Maçlara çıkmadan önce bir uğurunuz var mı?

Mutlaka dua ederim. Ayrıca annemin de hayır dualarını alırım. O da "Oğlum, sadece maç için değil, her zaman senin için dua ederim" der ve bunu duymak beni mutlu eder. Bir de mutlaka sağ ayağımla saha çıkarım.

Hakemlikte bundan sonraki hedefleriniz neler?

Yaş sebebiyle FIFA hakemi olmam mümkün değil. Ama hedefim çok iyi müsabakalar yönetip aranılan hakemler arasına girebilmek. Seyircilerin, takımların, teknik adamların ve yöneticilerimin, "Bu müsabakayı Hakan yönetir" dediği, aranılan bir hakem olmak istiyorum.

HiF eğitimcisi olduğunuzu söylemiştiniz. Hakemliği bıraktıktan sonra da eğitimci olarak devam etmek gibi bir niyetiniz var mı?

Eğitimi ve eğitimciliği çok seviyorum. Kuralları okumayı ve yorumlamayı, kendi kendime olsa da fikir teatisinde bulunmayı çok seviyorum. Kendime sorular sorup bu soruların cevabını bulmaya çalışıyorum. Kuralları okuyorum ve ezberlemek hoşuma gitmiyor; neden bu şekilde yazıldığı üzerine kafa yoruyorum. Mesela neden ofsayt kuralı bugünkü haline dönüştürülmüş, neden teknik adamın taktik verdikten sonra yerine dönmesiyle ilgili talimat değiştirilmiş gibi… FIFA'nın internet sitesine girer, oyun kurallarını indiririm. Türkçe çevirisinde bir hata olabilir ya da bir virgülün atlanması anlam değişikliğine yol açabilir diye orijinalini incelerim. Aynı zamanda il eğitimcisiyim ancak faal hakem olduğum için bunu yapamıyorum. Bu nedenle HiF eğitimciliği benim için çok iyi oldu. İzmir ve Uşak'ta açtığım iki kurstan 85 HiF hakemi mezun ettim. Sadece onlarla değil, herkesle bir şeyleri paylaşmak çok hoşuma gidiyor. Hakemlik bittikten sonra eğitim konusunda çalışmaktan da çok memnun olurum. Eskiden hakem arkadaşlara 100 soru hazırlardım ama öyle sorular ki, kitabın tamamını çalışmaları lâzım. En fazla 60 alırlardı ve "Sınavı geçemeyeceğiz" deyip sonra deli gibi çalışırlardı. İzmir'in not ortalamaları da her zaman yüksek gelirdi. Sınav dönemlerinde arkadaşlarla toplanır çalışırız. Orada da "Ben söyledim, benim dediğim mutlak doğrudur" diye bir tavrım olmaz. Karşı tarafın bakış açısından ben de mutlaka öğrenirim.

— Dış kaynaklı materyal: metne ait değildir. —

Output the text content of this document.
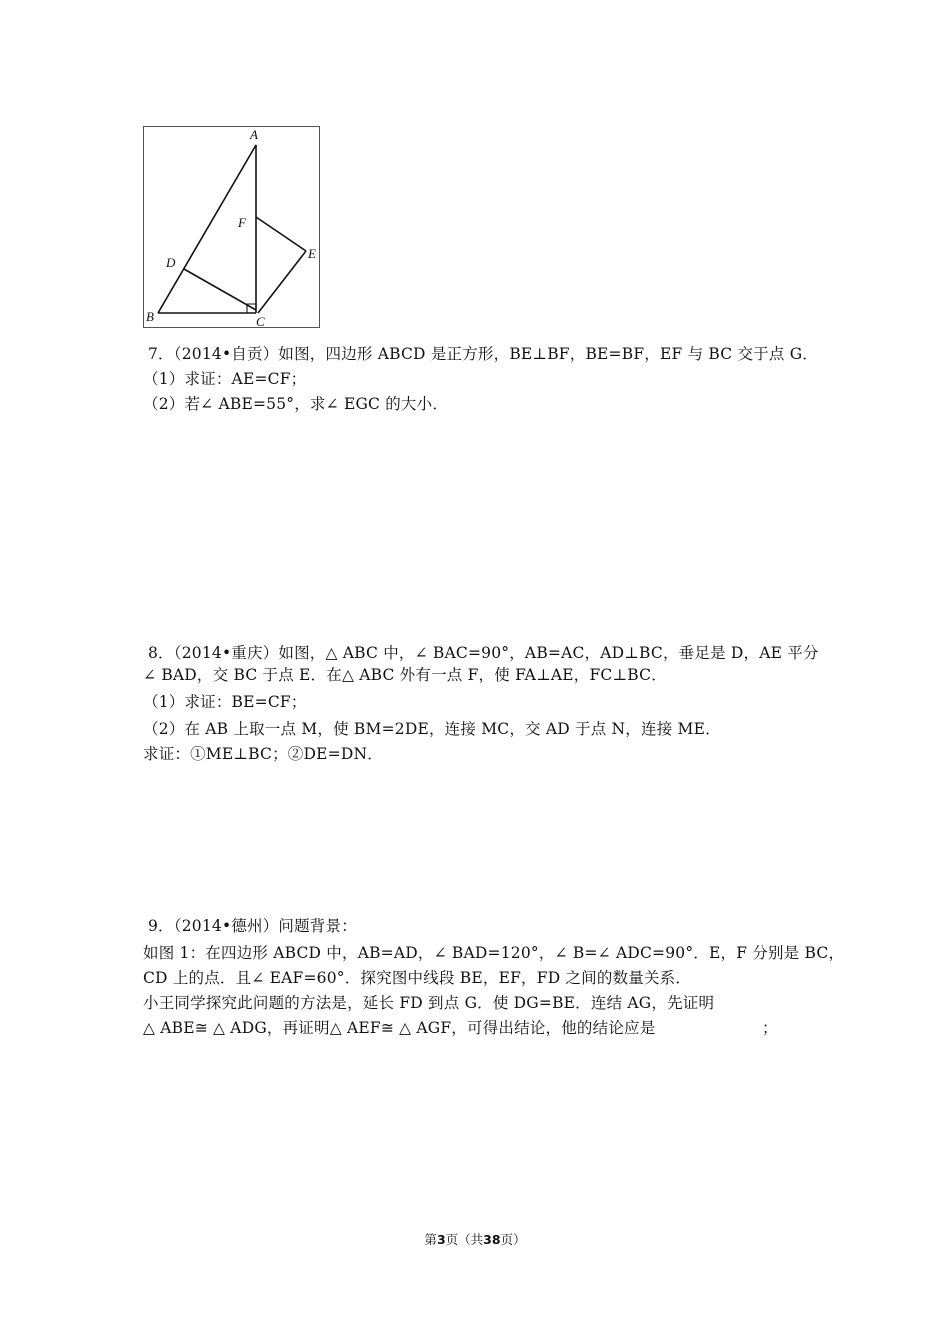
A
B	C
D
E
F
7．（2014•自贡）如图，四边形 ABCD 是正方形，BE⊥BF，BE=BF，EF 与 BC 交于点 G．
（1）求证：AE=CF；
（2）若∠ ABE=55°，求∠ EGC 的大小．
8．（2014•重庆）如图，△ ABC 中，∠ BAC=90°，AB=AC，AD⊥BC，垂足是 D，AE 平分
∠ BAD，交 BC 于点 E．在△ ABC 外有一点 F，使 FA⊥AE，FC⊥BC．
（1）求证：BE=CF；
（2）在 AB 上取一点 M，使 BM=2DE，连接 MC，交 AD 于点 N，连接 ME．
求证：①ME⊥BC；②DE=DN．
9．（2014•德州）问题背景：
如图 1：在四边形 ABCD 中，AB=AD，∠ BAD=120°，∠ B=∠ ADC=90°．E，F 分别是 BC，
CD 上的点．且∠ EAF=60°．探究图中线段 BE，EF，FD 之间的数量关系．
小王同学探究此问题的方法是，延长 FD 到点 G．使 DG=BE．连结 AG，先证明
△ ABE≅ △ ADG，再证明△ AEF≅ △ AGF，可得出结论，他的结论应是	；
第3页（共38页）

Futbolun dışındaki hayatınızda neler var?

Hakemliğin dışında, halı sahalarda futbol, basketbol, voleybol oynamayı, yüzmeyi seviyorum. Her yere yürüyerek gitmeye çalışırım. Tracking yaparım. Amatörce fotoğraf çekiyorum. Şarkı söylemeyi de çok seviyorum ama dinleyenler pek hoşlanmıyor. Müzik aleti olarak da ıslık çalarım. (Gülüyor)Elektronikle ilgili yayınları yakından takip ederim ve bundan büyük zevk alırım. Matematiği çok seviyorum. Bir problemle 1 gün boyunca uğraşabilirim.

Biraz da ailenden bahsedelim. Onlarla nasıl vakit geçiriyorsun?

Aslında pek vaktim olmuyor. Sadece akşamları birlikte oluyoruz. Eşim sınıf öğretmeni. Kızım Doğa 6. sınıfa geçti. Akşamları onun ödevleriyle ilgileniyoruz. Bir de babamın vefatından sonra annemi yalnız bırakmamaya çalışıyoruz.